Speaker: Andrew Wagenmaker (Microsoft Research)
Title: Posterior Behavioral Cloning: Pretraining BC Policies for Efficient RL Finetuning
Paper: https://arxiv.org/abs/2512.16911
Slides: TBD
The recording will be uploaded here after the event.
Authors: Andrew Wagenmaker, Perry Dong, Raymond Tsao, Chelsea Finn, Sergey Levin
Abstract: Standard practice across domains from robotics to language is to first pretrain a policy on a large-scale demonstration dataset, and then finetune this policy, typically with reinforcement learning (RL), in order to improve performance on deployment domains. This finetuning step has proved critical in achieving human or super-human performance, yet while much attention has been given to developing more effective finetuning algorithms, little attention has been given to ensuring the pretrained policy is an effective initialization for RL finetuning. In this work we seek to understand how the pretrained policy affects finetuning performance, and how to pretrain policies in order to ensure they are effective initializations for finetuning. We first show theoretically that standard behavioral cloning (BC) -- which trains a policy to directly match the actions played by the demonstrator -- can fail to ensure coverage over the demonstrator's actions, a minimal condition necessary for effective RL finetuning. We then show that if, instead of exactly fitting the observed demonstrations, we train a policy to model the posterior distribution of the demonstrator's behavior given the demonstration dataset, we do obtain a policy that ensures coverage over the demonstrator's actions, enabling more effective finetuning. Furthermore, this policy -- which we refer to as the posterior behavioral cloning (PostBC) policy -- achieves this while ensuring pretrained performance is no worse than that of the BC policy. We then show that PostBC is practically implementable with modern generative models in robotic control domains -- relying only on standard supervised learning -- and leads to significantly improved RL finetuning performance on both realistic robotic control benchmarks and real-world robotic manipulation tasks, as compared to standard behavioral cloning.
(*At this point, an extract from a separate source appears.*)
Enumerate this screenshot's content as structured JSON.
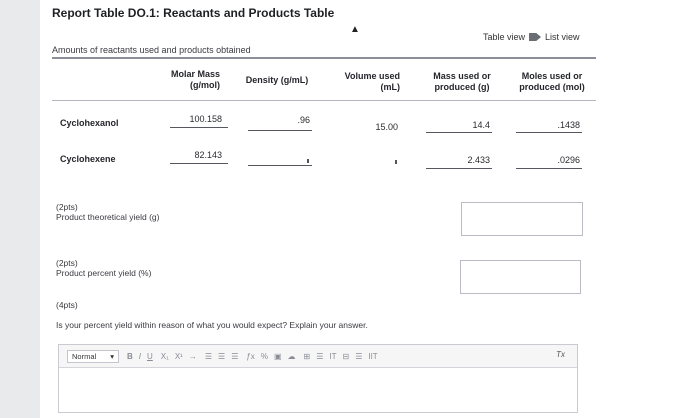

Speaker Bio: Andrew Wagenmaker is a postdoctoral scholar in Electrical Engineering and Computer Sciences at UC Berkeley working with Sergey Levine. Previously, he completed a PhD in Computer Science at the University of Washington, where he was advised by Kevin Jamieson. Andrew’s research focuses on learning in dynamic, interactive settings, spanning fundamental algorithm development to practical approaches for real-world learning and decision-making, particularly toward enabling efficient learning in robotic systems. His work has been recognized by a Best Paper nomination at the Conference on Robot Learning, and he is a recipient of the NSF Graduate Research Fellowship.